«Знамя» публикует прозу Ржевской о Жукове, где говорится о беззакониях Сталина, Трифонов идет у них, два рассказа Искандера. Этот их номер верстался в августе, а вы в декабре продолжаете из романа все выскабливать!
Зазвонил телефон. Толя ушел в кабинет. С Баруздиным осталась я.
- Танюша, - стал он меня уговаривать, - повлияй на него! С его опытом - это всего два часа работы. Он стал просто психом.
- Еще бы! Он три месяца работал в вашем журнале, и крови из него попили достаточно! Вы обещали ему: «Две недели поработаешь с редактором. И все!» Где эти две недели?..

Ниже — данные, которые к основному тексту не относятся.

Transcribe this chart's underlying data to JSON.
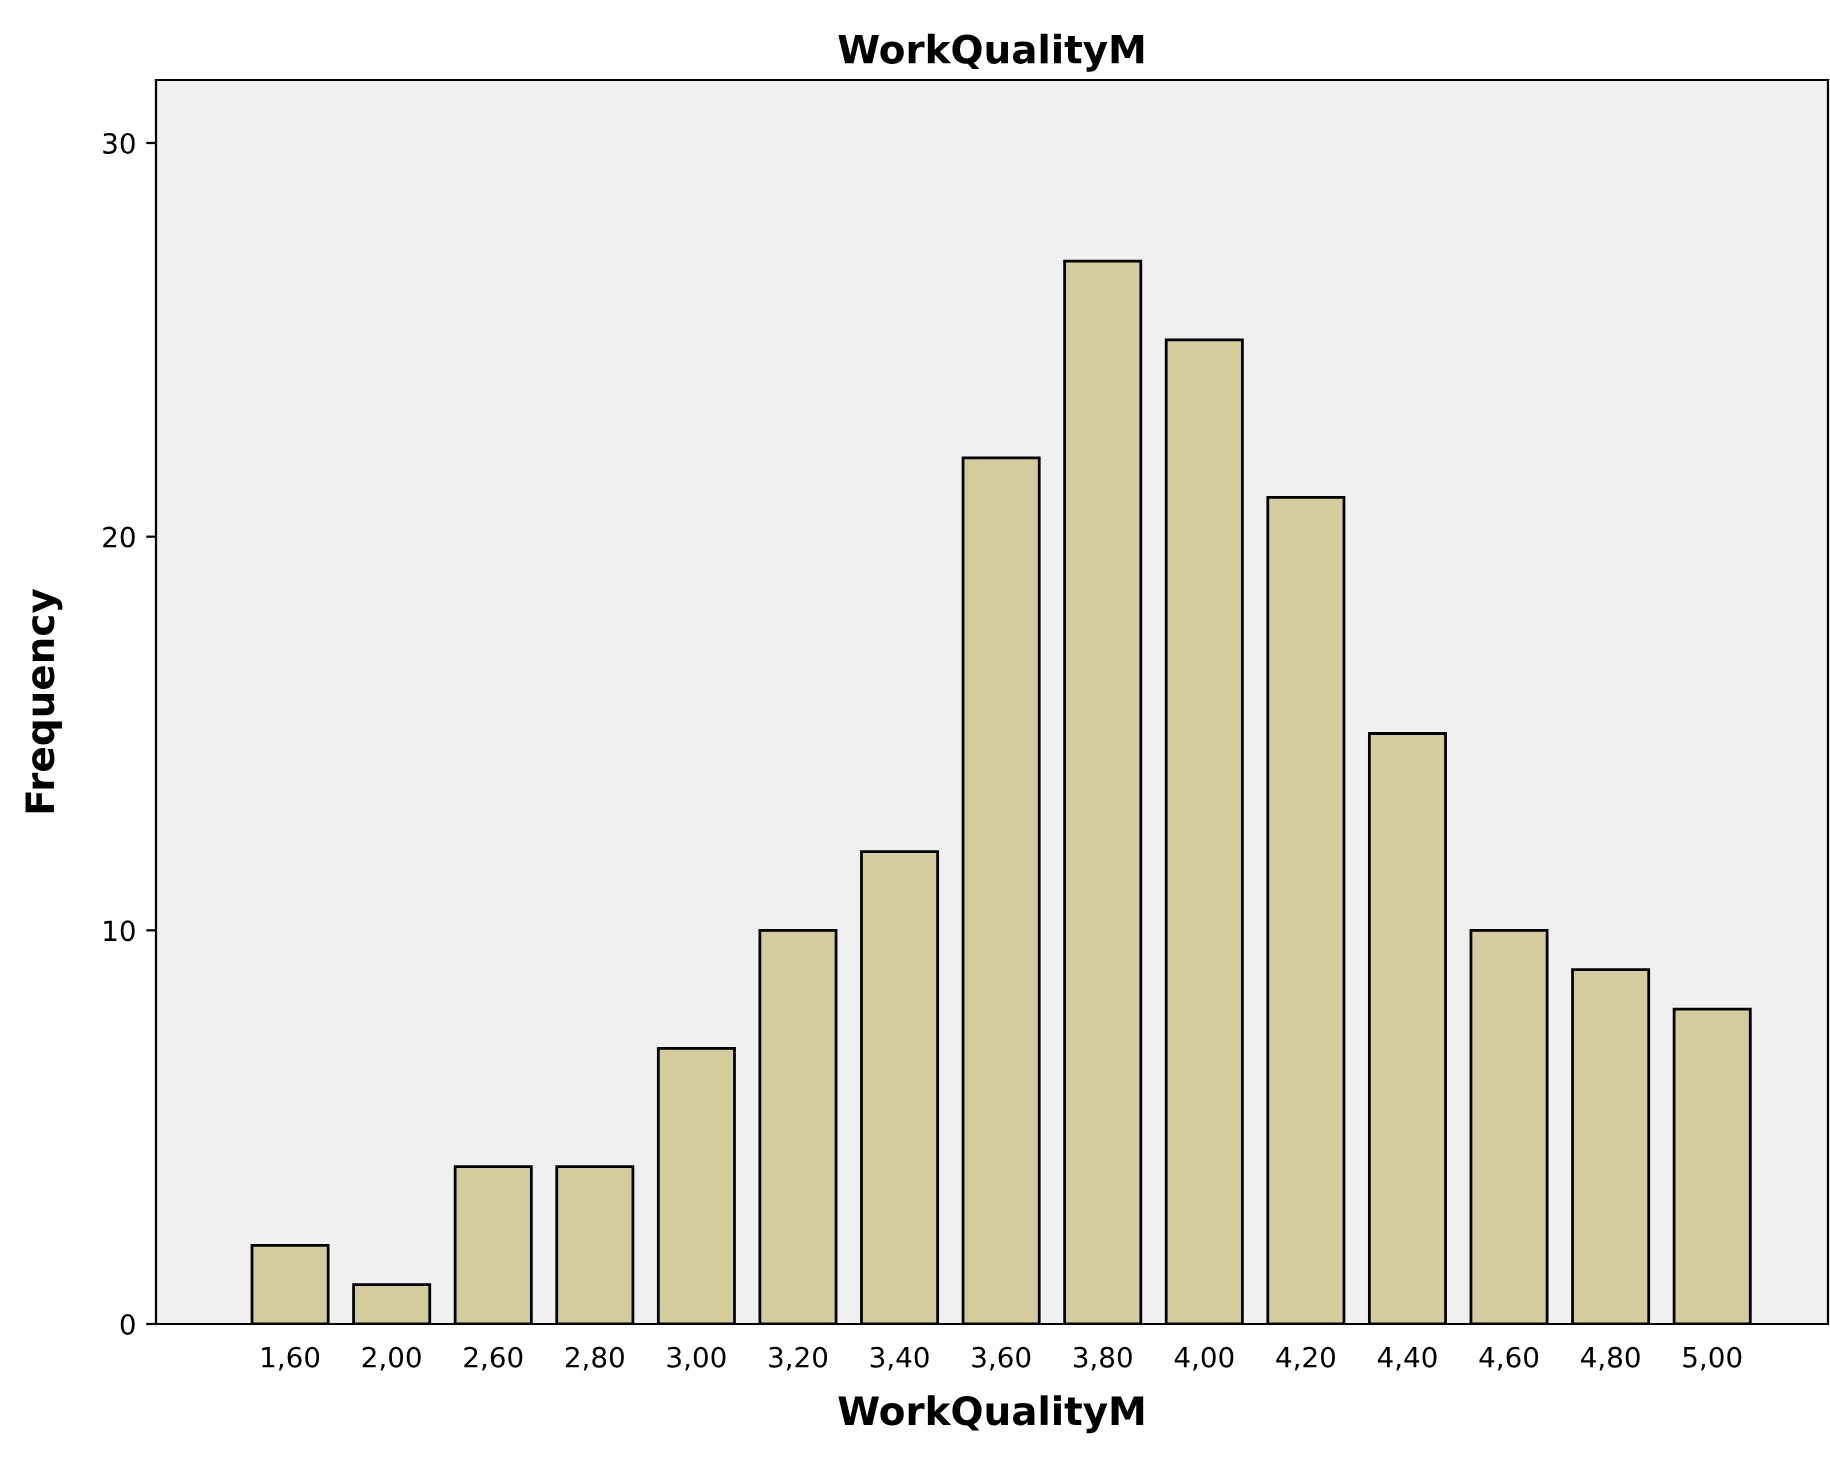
{
  "chart_data": {
    "type": "bar",
    "title": "WorkQualityM",
    "xlabel": "WorkQualityM",
    "ylabel": "Frequency",
    "categories": [
      "1,60",
      "2,00",
      "2,60",
      "2,80",
      "3,00",
      "3,20",
      "3,40",
      "3,60",
      "3,80",
      "4,00",
      "4,20",
      "4,40",
      "4,60",
      "4,80",
      "5,00"
    ],
    "values": [
      2,
      1,
      4,
      4,
      7,
      10,
      12,
      22,
      27,
      25,
      21,
      15,
      10,
      9,
      8
    ],
    "color": "#d3cd9b",
    "ylim": [
      0,
      31.6
    ],
    "yticks": [
      0,
      10,
      20,
      30
    ],
    "grid": false
  }
}
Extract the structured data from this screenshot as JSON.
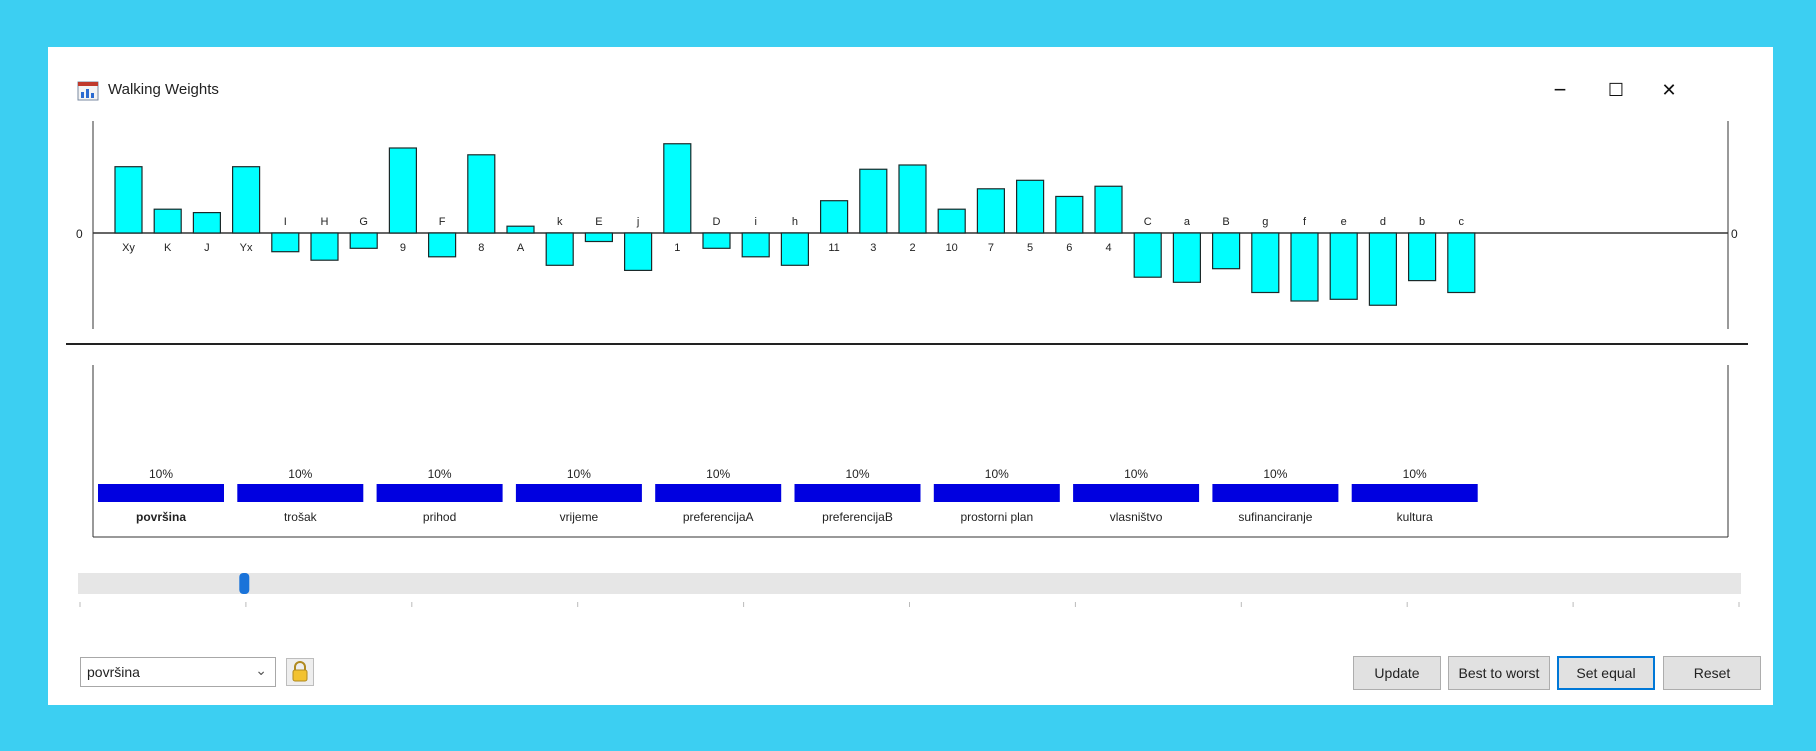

Рыбаков вернулся к столу. Баруздин снова вскочил.
- Толя, Толя, я хозяин журнала и делаю всегда то, что считаю нужным! Дай рукопись, я подпишу ее в набор.

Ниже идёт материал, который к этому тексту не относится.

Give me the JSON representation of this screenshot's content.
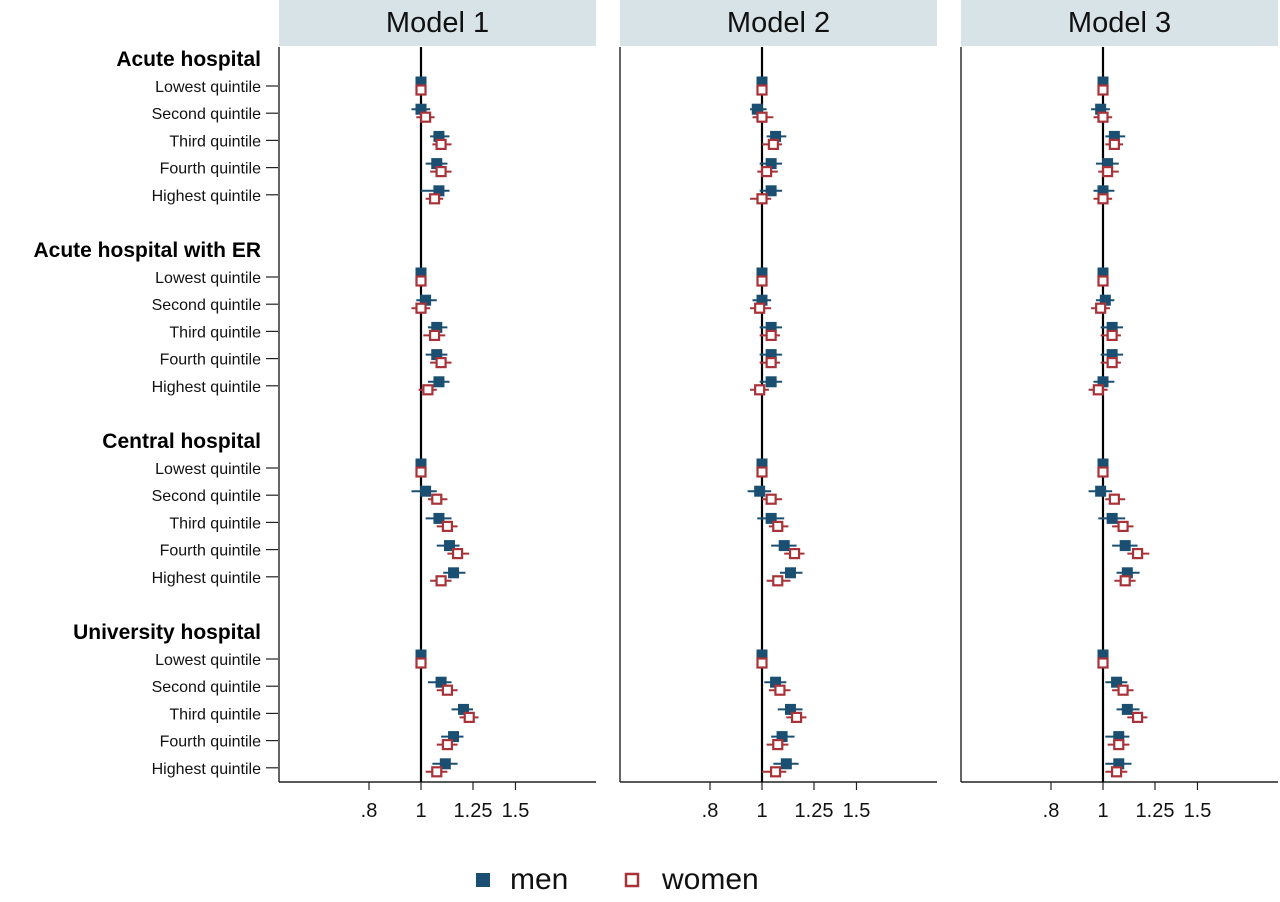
{
  "chart_data": {
    "type": "forest",
    "xaxis": {
      "scale": "log",
      "ticks": [
        0.8,
        1,
        1.25,
        1.5
      ],
      "tick_labels": [
        ".8",
        "1",
        "1.25",
        "1.5"
      ],
      "range": [
        0.7,
        1.75
      ],
      "reference_line": 1
    },
    "panels": [
      "Model 1",
      "Model 2",
      "Model 3"
    ],
    "groups": [
      {
        "label": "Acute hospital",
        "rows": [
          "Lowest quintile",
          "Second quintile",
          "Third quintile",
          "Fourth quintile",
          "Highest quintile"
        ]
      },
      {
        "label": "Acute hospital with ER",
        "rows": [
          "Lowest quintile",
          "Second quintile",
          "Third quintile",
          "Fourth quintile",
          "Highest quintile"
        ]
      },
      {
        "label": "Central hospital",
        "rows": [
          "Lowest quintile",
          "Second quintile",
          "Third quintile",
          "Fourth quintile",
          "Highest quintile"
        ]
      },
      {
        "label": "University hospital",
        "rows": [
          "Lowest quintile",
          "Second quintile",
          "Third quintile",
          "Fourth quintile",
          "Highest quintile"
        ]
      }
    ],
    "series": [
      {
        "name": "men",
        "color": "#1b4f72",
        "marker": "filled-square",
        "values": [
          [
            [
              1.0,
              1.0,
              1.0
            ],
            [
              1.0,
              0.96,
              1.04
            ],
            [
              1.08,
              1.04,
              1.13
            ],
            [
              1.07,
              1.02,
              1.12
            ],
            [
              1.08,
              1.0,
              1.13
            ],
            [
              1.0,
              1.0,
              1.0
            ],
            [
              1.02,
              0.98,
              1.07
            ],
            [
              1.07,
              1.03,
              1.12
            ],
            [
              1.07,
              1.02,
              1.12
            ],
            [
              1.08,
              1.03,
              1.13
            ],
            [
              1.0,
              1.0,
              1.0
            ],
            [
              1.02,
              0.96,
              1.07
            ],
            [
              1.08,
              1.02,
              1.14
            ],
            [
              1.13,
              1.07,
              1.18
            ],
            [
              1.15,
              1.1,
              1.21
            ],
            [
              1.0,
              1.0,
              1.0
            ],
            [
              1.09,
              1.03,
              1.14
            ],
            [
              1.2,
              1.14,
              1.25
            ],
            [
              1.15,
              1.09,
              1.2
            ],
            [
              1.11,
              1.05,
              1.17
            ]
          ],
          [
            [
              1.0,
              1.0,
              1.0
            ],
            [
              0.98,
              0.95,
              1.02
            ],
            [
              1.06,
              1.02,
              1.11
            ],
            [
              1.04,
              0.99,
              1.09
            ],
            [
              1.04,
              0.99,
              1.09
            ],
            [
              1.0,
              1.0,
              1.0
            ],
            [
              1.0,
              0.96,
              1.04
            ],
            [
              1.04,
              0.99,
              1.09
            ],
            [
              1.04,
              0.99,
              1.09
            ],
            [
              1.04,
              0.99,
              1.09
            ],
            [
              1.0,
              1.0,
              1.0
            ],
            [
              0.99,
              0.94,
              1.04
            ],
            [
              1.04,
              0.98,
              1.1
            ],
            [
              1.1,
              1.04,
              1.16
            ],
            [
              1.13,
              1.08,
              1.19
            ],
            [
              1.0,
              1.0,
              1.0
            ],
            [
              1.06,
              1.01,
              1.11
            ],
            [
              1.13,
              1.07,
              1.19
            ],
            [
              1.09,
              1.04,
              1.15
            ],
            [
              1.11,
              1.05,
              1.17
            ]
          ],
          [
            [
              1.0,
              1.0,
              1.0
            ],
            [
              0.99,
              0.95,
              1.03
            ],
            [
              1.05,
              1.01,
              1.1
            ],
            [
              1.02,
              0.97,
              1.07
            ],
            [
              1.0,
              0.96,
              1.05
            ],
            [
              1.0,
              1.0,
              1.0
            ],
            [
              1.01,
              0.97,
              1.05
            ],
            [
              1.04,
              0.99,
              1.09
            ],
            [
              1.04,
              0.99,
              1.09
            ],
            [
              1.0,
              0.96,
              1.05
            ],
            [
              1.0,
              1.0,
              1.0
            ],
            [
              0.99,
              0.94,
              1.04
            ],
            [
              1.04,
              0.98,
              1.1
            ],
            [
              1.1,
              1.04,
              1.16
            ],
            [
              1.11,
              1.06,
              1.17
            ],
            [
              1.0,
              1.0,
              1.0
            ],
            [
              1.06,
              1.01,
              1.11
            ],
            [
              1.11,
              1.06,
              1.17
            ],
            [
              1.07,
              1.01,
              1.12
            ],
            [
              1.07,
              1.01,
              1.13
            ]
          ]
        ]
      },
      {
        "name": "women",
        "color": "#a83238",
        "marker": "hollow-square",
        "values": [
          [
            [
              1.0,
              1.0,
              1.0
            ],
            [
              1.02,
              0.98,
              1.06
            ],
            [
              1.09,
              1.05,
              1.14
            ],
            [
              1.09,
              1.04,
              1.14
            ],
            [
              1.06,
              1.02,
              1.1
            ],
            [
              1.0,
              1.0,
              1.0
            ],
            [
              1.0,
              0.96,
              1.04
            ],
            [
              1.06,
              1.01,
              1.11
            ],
            [
              1.09,
              1.04,
              1.14
            ],
            [
              1.03,
              0.99,
              1.07
            ],
            [
              1.0,
              1.0,
              1.0
            ],
            [
              1.07,
              1.03,
              1.12
            ],
            [
              1.12,
              1.07,
              1.17
            ],
            [
              1.17,
              1.12,
              1.23
            ],
            [
              1.09,
              1.04,
              1.14
            ],
            [
              1.0,
              1.0,
              1.0
            ],
            [
              1.12,
              1.07,
              1.17
            ],
            [
              1.23,
              1.18,
              1.28
            ],
            [
              1.12,
              1.07,
              1.17
            ],
            [
              1.07,
              1.02,
              1.12
            ]
          ],
          [
            [
              1.0,
              1.0,
              1.0
            ],
            [
              1.0,
              0.96,
              1.05
            ],
            [
              1.05,
              1.0,
              1.09
            ],
            [
              1.02,
              0.98,
              1.07
            ],
            [
              1.0,
              0.95,
              1.04
            ],
            [
              1.0,
              1.0,
              1.0
            ],
            [
              0.99,
              0.95,
              1.04
            ],
            [
              1.04,
              0.99,
              1.08
            ],
            [
              1.04,
              0.99,
              1.08
            ],
            [
              0.99,
              0.95,
              1.03
            ],
            [
              1.0,
              1.0,
              1.0
            ],
            [
              1.04,
              1.0,
              1.09
            ],
            [
              1.07,
              1.03,
              1.12
            ],
            [
              1.15,
              1.1,
              1.2
            ],
            [
              1.07,
              1.02,
              1.13
            ],
            [
              1.0,
              1.0,
              1.0
            ],
            [
              1.08,
              1.03,
              1.13
            ],
            [
              1.16,
              1.11,
              1.21
            ],
            [
              1.07,
              1.02,
              1.12
            ],
            [
              1.06,
              1.0,
              1.11
            ]
          ],
          [
            [
              1.0,
              1.0,
              1.0
            ],
            [
              1.0,
              0.96,
              1.04
            ],
            [
              1.05,
              1.01,
              1.09
            ],
            [
              1.02,
              0.98,
              1.07
            ],
            [
              1.0,
              0.96,
              1.04
            ],
            [
              1.0,
              1.0,
              1.0
            ],
            [
              0.99,
              0.95,
              1.03
            ],
            [
              1.04,
              0.99,
              1.08
            ],
            [
              1.04,
              0.99,
              1.08
            ],
            [
              0.98,
              0.94,
              1.02
            ],
            [
              1.0,
              1.0,
              1.0
            ],
            [
              1.05,
              1.01,
              1.1
            ],
            [
              1.09,
              1.04,
              1.14
            ],
            [
              1.16,
              1.11,
              1.22
            ],
            [
              1.1,
              1.05,
              1.15
            ],
            [
              1.0,
              1.0,
              1.0
            ],
            [
              1.09,
              1.04,
              1.14
            ],
            [
              1.16,
              1.11,
              1.21
            ],
            [
              1.07,
              1.02,
              1.12
            ],
            [
              1.06,
              1.01,
              1.11
            ]
          ]
        ]
      }
    ],
    "legend": {
      "placement": "bottom-center"
    }
  }
}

Не смотри на мои замечания, оставь их себе!
Написал на рукописи: «В набор. Замечания, с которыми автор согласился, учтены». И расписался.
- Нет, - настоял Рыбаков, - выслушай меня до конца. То, что ты подписал рукопись в набор, не играет никакой юли. Твои заместители в цензуре меня продадут. Я вам не верю! Романа, считай, у вас нет. Он, конечно, нас с тобой крепко повязал, но расстаются и после многих лет супружества.

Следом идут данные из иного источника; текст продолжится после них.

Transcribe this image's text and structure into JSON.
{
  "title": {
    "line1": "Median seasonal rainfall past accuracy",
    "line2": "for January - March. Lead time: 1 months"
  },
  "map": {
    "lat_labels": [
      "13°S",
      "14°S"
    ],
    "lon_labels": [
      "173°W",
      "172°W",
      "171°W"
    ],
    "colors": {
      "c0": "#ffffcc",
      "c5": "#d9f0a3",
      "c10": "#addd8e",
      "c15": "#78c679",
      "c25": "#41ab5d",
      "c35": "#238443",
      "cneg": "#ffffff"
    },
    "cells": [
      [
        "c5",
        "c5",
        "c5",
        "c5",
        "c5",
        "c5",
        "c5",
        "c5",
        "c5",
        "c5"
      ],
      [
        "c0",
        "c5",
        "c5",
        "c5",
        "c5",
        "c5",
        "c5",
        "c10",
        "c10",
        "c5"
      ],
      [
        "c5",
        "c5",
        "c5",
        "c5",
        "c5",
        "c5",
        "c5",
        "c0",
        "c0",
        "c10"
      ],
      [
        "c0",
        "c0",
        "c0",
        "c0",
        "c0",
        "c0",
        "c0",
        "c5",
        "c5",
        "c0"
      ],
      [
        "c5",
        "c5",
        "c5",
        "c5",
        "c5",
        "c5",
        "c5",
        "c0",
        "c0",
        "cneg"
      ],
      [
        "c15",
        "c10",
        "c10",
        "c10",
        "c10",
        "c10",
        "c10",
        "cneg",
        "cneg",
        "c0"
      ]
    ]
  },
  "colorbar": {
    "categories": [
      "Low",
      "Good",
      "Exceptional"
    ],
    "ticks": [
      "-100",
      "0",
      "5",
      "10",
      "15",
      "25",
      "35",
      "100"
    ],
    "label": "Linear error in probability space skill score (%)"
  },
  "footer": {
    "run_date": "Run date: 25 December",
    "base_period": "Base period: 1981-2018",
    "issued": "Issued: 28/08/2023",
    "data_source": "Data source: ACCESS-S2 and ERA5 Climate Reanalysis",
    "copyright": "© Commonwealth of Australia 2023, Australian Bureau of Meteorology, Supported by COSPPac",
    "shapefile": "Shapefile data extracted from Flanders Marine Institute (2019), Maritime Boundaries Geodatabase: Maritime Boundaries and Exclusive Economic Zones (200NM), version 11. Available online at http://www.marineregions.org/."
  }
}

Двадцать второго декабря у наших ворот снова остановилась черная «Волга». Шофер занес новое письмо от Баруздина: «Дорогой Толя! С «Детьми» теперь все хорошо. У тебя не должно быть никаких опасений. Они идут у нас точно и верно. Будущий год будет «твой» и до некоторой степени и «мой».
Через два часа позвонила Смолянская:
- В журнале праздник - «Дети Арбата» ушли в набор!
Должна признаться: после прочтения той стенограммы заседания Политбюро Толя повинился перед Баруздиным, Теракопяном и Смолянской. У них были связаны руки, они сами находились под прессом.
Хорошо представляю себе, как накалялся воздух в той тесной и душной комнате, где они сидели с Рыбаковым над рукописью.